Mesmo Goethe teve que admitir que algo estava terrivelmente errado. O autor sempre disse que "Os Sofrimentos do Jovem Werther" haviam lhe causado um misto de sentimentos conflitantes. Goethe sempre deixou claro que o livro não era biográfico e tampouco inspirado em acontecimentos que ele testemunhou, sendo apenas uma obra de ficção. Contudo, no final de sua vida, ele admitiu que em seu romance haviam certos acontecimentos com os quais ele próprio teria lidado em sua juventude. Goethe sempre se disse assombrado pelos fantasmas daqueles que foram influenciados pela sua obra, reconheceu em seu leito de morte que talvez tivesse sido melhor jamais ter escrito uma obra tão lamentosa. Teria confessado a um amigo: "Esse é um livro que eu escrevi com sangue vindo de meu próprio coração despedaçado".
Quando a segunda edição foi impressa, Goethe foi obrigado pelo seu editor a incluir um aviso aos leitores. Na contra-capa passou a ser escrita a seguinte frase: "Seja homem, não siga os meus passos", como se o alerta fosse dado pelo próprio Werther.
O surto de suicídios conhecido como "A Febre de Werther" demorou alguns anos para diminuir. Com o tempo, o número de mortes foi reduzindo, mas elas ainda aconteciam. A Noruega foi o último país a remover o banimento da obra em meados de 1820. No início do Século XX, a Febre voltou com força total. Nos sangrentos campos da Grande Guerra, o número de suicídios influenciados pela obra foi arrebatador. Tamanho o estrago do livro que o Exército Imperial Alemão proibiu que os recrutas tivessem acesso a ele. Ironicamente, cópias em inglês publicadas pelos alemães foram lançadas em caixotes do alto de dirigíveis atrás das linhas inimigas. A ideia era influenciar os soldados britânicos a ler e morrer. Se o plano foi bem sucedido ou não, talvez nunca saibamos.
Hoje em dia, o livro de Goethe é considerado uma das obras mais populares de sua bibliografia e um dos mais lidos.

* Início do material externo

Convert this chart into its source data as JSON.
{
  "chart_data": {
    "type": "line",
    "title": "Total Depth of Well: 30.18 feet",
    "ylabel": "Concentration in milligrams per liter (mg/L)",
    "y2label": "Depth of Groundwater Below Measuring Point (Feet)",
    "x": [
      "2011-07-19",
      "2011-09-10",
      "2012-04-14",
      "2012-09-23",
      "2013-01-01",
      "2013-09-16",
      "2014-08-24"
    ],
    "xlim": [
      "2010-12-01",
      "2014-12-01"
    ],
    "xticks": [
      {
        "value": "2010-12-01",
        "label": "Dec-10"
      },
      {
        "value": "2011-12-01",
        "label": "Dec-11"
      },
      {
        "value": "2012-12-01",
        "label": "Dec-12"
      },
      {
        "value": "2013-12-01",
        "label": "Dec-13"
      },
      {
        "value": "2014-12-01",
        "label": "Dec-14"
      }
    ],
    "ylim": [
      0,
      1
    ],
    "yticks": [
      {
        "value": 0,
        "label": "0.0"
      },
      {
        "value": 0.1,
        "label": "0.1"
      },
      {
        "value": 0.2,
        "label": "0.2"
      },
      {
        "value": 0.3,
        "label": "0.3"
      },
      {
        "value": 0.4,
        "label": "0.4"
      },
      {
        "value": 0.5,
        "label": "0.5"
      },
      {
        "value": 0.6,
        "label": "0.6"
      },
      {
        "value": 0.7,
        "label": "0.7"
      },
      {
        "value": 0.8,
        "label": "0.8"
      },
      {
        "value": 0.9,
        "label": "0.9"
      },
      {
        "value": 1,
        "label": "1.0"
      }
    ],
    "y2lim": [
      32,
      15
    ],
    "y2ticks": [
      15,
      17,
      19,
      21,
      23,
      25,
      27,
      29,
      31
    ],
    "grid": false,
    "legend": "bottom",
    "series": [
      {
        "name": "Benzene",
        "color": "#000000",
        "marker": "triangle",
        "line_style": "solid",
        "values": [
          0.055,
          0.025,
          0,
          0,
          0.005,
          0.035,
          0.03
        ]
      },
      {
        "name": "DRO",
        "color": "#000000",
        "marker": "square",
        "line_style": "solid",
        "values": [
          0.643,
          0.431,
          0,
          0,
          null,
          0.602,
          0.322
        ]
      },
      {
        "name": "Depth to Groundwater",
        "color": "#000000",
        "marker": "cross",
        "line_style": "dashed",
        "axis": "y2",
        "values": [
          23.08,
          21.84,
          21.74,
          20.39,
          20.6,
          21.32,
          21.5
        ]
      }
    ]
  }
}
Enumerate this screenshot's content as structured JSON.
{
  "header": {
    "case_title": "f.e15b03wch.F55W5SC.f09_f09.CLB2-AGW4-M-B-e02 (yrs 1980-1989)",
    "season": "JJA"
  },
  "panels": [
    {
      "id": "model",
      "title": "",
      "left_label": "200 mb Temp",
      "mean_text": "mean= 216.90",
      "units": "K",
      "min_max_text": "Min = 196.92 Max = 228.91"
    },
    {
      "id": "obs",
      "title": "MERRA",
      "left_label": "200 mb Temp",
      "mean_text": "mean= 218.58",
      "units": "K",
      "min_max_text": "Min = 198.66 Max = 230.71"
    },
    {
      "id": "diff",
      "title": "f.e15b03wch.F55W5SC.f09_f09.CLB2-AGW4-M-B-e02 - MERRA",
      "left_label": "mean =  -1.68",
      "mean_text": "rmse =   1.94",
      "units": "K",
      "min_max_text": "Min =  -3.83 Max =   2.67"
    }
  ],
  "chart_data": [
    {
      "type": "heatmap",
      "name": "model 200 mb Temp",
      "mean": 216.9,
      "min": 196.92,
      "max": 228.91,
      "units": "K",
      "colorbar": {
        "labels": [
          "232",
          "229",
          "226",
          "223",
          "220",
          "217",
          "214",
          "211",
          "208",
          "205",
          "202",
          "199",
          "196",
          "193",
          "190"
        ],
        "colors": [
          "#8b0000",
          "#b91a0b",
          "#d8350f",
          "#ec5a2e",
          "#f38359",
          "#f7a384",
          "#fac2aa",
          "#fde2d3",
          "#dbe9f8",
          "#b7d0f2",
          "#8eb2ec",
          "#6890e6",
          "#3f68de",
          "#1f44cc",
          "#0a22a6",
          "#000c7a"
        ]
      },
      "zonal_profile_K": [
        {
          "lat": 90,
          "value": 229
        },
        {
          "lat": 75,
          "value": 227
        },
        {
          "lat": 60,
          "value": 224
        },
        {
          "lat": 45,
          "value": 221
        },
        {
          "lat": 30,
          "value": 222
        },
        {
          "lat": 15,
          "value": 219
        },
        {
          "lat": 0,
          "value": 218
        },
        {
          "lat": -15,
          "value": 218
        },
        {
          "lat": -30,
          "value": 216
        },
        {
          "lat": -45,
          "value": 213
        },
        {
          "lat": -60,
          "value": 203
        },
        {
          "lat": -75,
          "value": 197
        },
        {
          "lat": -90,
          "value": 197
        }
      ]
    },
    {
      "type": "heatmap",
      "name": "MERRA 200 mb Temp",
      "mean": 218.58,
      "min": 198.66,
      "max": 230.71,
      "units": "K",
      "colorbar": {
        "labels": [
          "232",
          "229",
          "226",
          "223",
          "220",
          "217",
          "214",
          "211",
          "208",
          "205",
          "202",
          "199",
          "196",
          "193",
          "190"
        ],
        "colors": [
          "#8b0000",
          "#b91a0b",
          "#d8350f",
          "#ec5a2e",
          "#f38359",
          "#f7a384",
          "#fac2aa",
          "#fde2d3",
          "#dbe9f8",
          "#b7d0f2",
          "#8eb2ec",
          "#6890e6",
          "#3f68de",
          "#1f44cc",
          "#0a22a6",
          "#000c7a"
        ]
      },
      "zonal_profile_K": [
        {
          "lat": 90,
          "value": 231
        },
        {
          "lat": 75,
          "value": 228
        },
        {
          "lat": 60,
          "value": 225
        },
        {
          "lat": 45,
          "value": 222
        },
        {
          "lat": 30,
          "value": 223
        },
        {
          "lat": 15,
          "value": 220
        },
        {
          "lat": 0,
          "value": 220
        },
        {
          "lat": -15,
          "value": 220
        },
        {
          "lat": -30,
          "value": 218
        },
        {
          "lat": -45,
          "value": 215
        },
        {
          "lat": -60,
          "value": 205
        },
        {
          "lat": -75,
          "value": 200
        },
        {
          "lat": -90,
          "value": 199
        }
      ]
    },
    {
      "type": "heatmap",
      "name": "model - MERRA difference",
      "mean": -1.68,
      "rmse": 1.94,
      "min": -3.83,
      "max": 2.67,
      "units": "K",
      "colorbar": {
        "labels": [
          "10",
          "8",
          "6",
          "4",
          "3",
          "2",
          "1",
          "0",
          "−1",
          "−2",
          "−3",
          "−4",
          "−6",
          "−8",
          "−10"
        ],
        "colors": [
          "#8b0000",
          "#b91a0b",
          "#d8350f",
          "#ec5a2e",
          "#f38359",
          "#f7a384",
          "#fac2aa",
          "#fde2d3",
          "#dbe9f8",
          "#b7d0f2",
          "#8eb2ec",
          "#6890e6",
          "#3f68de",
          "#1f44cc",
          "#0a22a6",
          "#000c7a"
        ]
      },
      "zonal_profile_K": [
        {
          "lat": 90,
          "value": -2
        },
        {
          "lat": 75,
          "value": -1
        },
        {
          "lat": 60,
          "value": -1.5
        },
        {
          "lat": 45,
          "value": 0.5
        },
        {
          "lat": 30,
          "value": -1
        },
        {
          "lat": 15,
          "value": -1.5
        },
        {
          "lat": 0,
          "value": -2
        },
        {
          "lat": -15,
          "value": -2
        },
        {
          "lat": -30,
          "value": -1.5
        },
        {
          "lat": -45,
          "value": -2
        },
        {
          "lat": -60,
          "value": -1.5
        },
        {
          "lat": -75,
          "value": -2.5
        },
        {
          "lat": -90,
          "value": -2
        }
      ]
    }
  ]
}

Historiadores estimam que cerca de 2 mil pessoas cometeram suicídio depois de ler "The Sorrows of Young Werther" mas o número exato é desconhecido. Alguns especulam que pode ser muito maior, algo em torno de 5 ou 10 mil.
O que é válido contemplar nesse caso é se nossa sociedade mudou muito desde então. Será que somos indivíduos mais fortes hoje em dia? Será que temos controle absoluto sobre os nossos sentimentos? Seria possível que algo semelhante acontecesse em nossa época cínica?
Naturalmente, o livro não matava as pessoas, mas ele provavelmente agia sobre as emoções de seus leitores fazendo com que eles encarassem a situação do protagonista como um dilema similar ao vivido por eles mesmos. Muitos de nós, já experimentamos momentos de tristeza decorrentes de relacionamentos desfeitos, mas a grande maioria jamais encontrou nisso motivos para querer morrer. Por outro lado, há incontáveis relatos sobre cultos cujos membros planejam cuidadosamente morrer por uma causa, por uma crença, por um sonho.